But then, how do you explain that the Anonymizer works? In particular as
the level of anonymity it offers is much smaller than the one Freedom
provided?

> Given the close to 10 years that I have been seeking such a system, few
> will deplore this fact more than I. To change it, we need both
> qualitative and quantitative analyses of what impact the various
> techniques employed have on security.
> 
> Any proposed design needs to be able to answer questions such as the
> following:
> 
> Assuming the attackers have access to [just about anything an entity
> with near-global subpoena power plus the ability to compromise upstream
> ISP router can obtain], are using the best known mathematical models to
> correlate users with sites visited [Laplace transforms, Bayesians, NSA
> forests(?), etc.], and furthermore the attackers operate n of the m
> nodes through which the users has chosen to route, including the
> [entrance hop, exit hop, none of the above], then what is the
> probability p for the user to be identified when transferring r MB of
> payload data/being online for q hours, etc.

The problem with anonymity - especially when talking about low-latency
applications - is that I (and I guess many others) stongly believe
that there is no system that provides strong anonymity against very
powerful attackers while actually being usable and supporting a large
number of users.
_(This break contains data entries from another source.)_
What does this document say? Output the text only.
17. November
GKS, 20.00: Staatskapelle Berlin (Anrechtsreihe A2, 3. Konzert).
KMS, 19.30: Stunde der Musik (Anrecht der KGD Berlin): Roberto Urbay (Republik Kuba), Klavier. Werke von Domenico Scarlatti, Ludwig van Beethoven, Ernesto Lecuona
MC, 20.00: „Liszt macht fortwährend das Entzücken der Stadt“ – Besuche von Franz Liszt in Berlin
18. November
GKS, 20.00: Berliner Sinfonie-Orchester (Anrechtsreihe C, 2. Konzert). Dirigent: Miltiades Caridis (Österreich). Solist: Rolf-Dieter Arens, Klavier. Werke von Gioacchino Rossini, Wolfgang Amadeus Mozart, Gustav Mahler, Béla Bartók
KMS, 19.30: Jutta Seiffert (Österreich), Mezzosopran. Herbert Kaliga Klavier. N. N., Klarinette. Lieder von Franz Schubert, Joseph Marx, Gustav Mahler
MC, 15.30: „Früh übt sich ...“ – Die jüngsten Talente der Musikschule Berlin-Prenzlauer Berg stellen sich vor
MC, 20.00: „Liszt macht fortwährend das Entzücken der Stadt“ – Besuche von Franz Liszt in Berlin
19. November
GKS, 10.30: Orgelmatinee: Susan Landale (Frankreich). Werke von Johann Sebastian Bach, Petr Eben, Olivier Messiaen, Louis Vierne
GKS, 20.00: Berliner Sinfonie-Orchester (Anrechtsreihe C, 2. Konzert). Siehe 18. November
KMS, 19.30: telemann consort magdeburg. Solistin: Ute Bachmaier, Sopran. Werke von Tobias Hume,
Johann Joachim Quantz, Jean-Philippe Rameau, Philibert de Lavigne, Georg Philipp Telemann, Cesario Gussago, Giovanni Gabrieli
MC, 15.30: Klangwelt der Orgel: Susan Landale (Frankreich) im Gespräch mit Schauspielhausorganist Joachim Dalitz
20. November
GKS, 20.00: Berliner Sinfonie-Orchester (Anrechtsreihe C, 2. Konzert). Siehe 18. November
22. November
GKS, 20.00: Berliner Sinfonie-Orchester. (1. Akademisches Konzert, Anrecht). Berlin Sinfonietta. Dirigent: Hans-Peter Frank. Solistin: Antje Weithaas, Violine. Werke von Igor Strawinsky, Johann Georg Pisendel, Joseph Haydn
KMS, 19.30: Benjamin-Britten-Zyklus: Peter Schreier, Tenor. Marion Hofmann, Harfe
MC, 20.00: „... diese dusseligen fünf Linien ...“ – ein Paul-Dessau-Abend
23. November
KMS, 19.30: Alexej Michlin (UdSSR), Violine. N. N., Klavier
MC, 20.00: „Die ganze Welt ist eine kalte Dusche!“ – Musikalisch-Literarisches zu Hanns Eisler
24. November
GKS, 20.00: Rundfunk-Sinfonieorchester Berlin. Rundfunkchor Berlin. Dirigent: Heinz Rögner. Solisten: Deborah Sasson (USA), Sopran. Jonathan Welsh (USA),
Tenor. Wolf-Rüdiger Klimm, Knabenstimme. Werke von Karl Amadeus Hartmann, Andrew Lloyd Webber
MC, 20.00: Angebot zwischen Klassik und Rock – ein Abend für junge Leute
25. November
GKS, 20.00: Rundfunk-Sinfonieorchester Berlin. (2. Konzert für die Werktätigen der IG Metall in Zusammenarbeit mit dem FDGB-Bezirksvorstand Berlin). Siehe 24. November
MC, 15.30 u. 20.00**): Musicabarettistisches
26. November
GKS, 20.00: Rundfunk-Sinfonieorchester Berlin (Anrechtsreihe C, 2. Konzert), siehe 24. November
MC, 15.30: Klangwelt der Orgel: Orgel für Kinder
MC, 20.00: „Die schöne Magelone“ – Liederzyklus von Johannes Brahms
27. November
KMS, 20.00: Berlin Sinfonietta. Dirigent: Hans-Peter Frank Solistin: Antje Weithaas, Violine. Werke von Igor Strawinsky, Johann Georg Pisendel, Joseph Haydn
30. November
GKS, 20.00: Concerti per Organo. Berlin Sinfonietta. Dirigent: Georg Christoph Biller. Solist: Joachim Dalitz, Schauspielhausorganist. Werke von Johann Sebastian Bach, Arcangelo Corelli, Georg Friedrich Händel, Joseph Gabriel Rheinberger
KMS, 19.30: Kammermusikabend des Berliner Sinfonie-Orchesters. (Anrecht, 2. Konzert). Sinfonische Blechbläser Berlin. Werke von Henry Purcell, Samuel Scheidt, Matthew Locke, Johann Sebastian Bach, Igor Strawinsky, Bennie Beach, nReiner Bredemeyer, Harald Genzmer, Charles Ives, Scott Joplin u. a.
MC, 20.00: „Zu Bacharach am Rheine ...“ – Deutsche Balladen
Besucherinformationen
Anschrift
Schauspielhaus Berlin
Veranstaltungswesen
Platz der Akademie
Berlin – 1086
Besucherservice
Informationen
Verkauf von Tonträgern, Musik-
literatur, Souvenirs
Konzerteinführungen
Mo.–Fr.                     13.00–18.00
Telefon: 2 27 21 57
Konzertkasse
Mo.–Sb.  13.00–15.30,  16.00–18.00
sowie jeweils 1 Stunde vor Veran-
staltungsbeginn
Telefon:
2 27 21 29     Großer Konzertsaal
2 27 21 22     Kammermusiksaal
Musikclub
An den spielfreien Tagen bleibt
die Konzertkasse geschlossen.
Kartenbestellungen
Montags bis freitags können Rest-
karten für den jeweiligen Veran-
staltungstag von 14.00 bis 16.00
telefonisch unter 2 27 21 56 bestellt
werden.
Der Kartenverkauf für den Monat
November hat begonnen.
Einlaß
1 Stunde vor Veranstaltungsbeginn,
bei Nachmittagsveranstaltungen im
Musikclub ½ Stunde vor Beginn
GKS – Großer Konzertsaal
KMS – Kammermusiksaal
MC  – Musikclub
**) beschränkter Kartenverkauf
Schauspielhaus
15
Just take the global passive attacker: as we do not
control the exit node -- web server link, all user activities are 
visible there. SO we must protect that same user activity on the 
user -- first node link. Anything less than constant traffic on that
link won't work, as the observer will eventually be able to correlate 
the activities at the end points. But even constant traffic won't work,
as end systems otr applications fail and traffic won't make it through at
times. In addition, the nodes will be quite busy just absorbing the huge
load of dummy traffic from end users and so on...

But we have no clue if that global observer is actually possible. In
general we seem to have problems defining realistic adversaries, and
then design systems that protect against them. Why is this so difficult?
Probably because the adversary has to be distributed. Compare it with
crypto: defining an adversary seems much easier, because the data only
needs to be intercepted at one place and can then be analyzed. But no
crypto that is actually used is prooven to be secure, so we 'hope there
is no adversary that can break it'. Nobody knows there is no such adversary,
and people happily use crypto to protect all kinds of stuff. They trust
the systems.

So before analyzing anything, we need an adversary model. And I'm speaking
of a realistic one and not the one that 'might be out there, but that's very
very unlikely to exist'. That won't be easy as breaking an anonymizing system
requires much more than fast computers and math. Talking about the passive
attacker, then it is mainly an organisational and politcal problem to 
convince several entities to collect and disclose data.

I'd be very interested to start discussing realistic adversaries.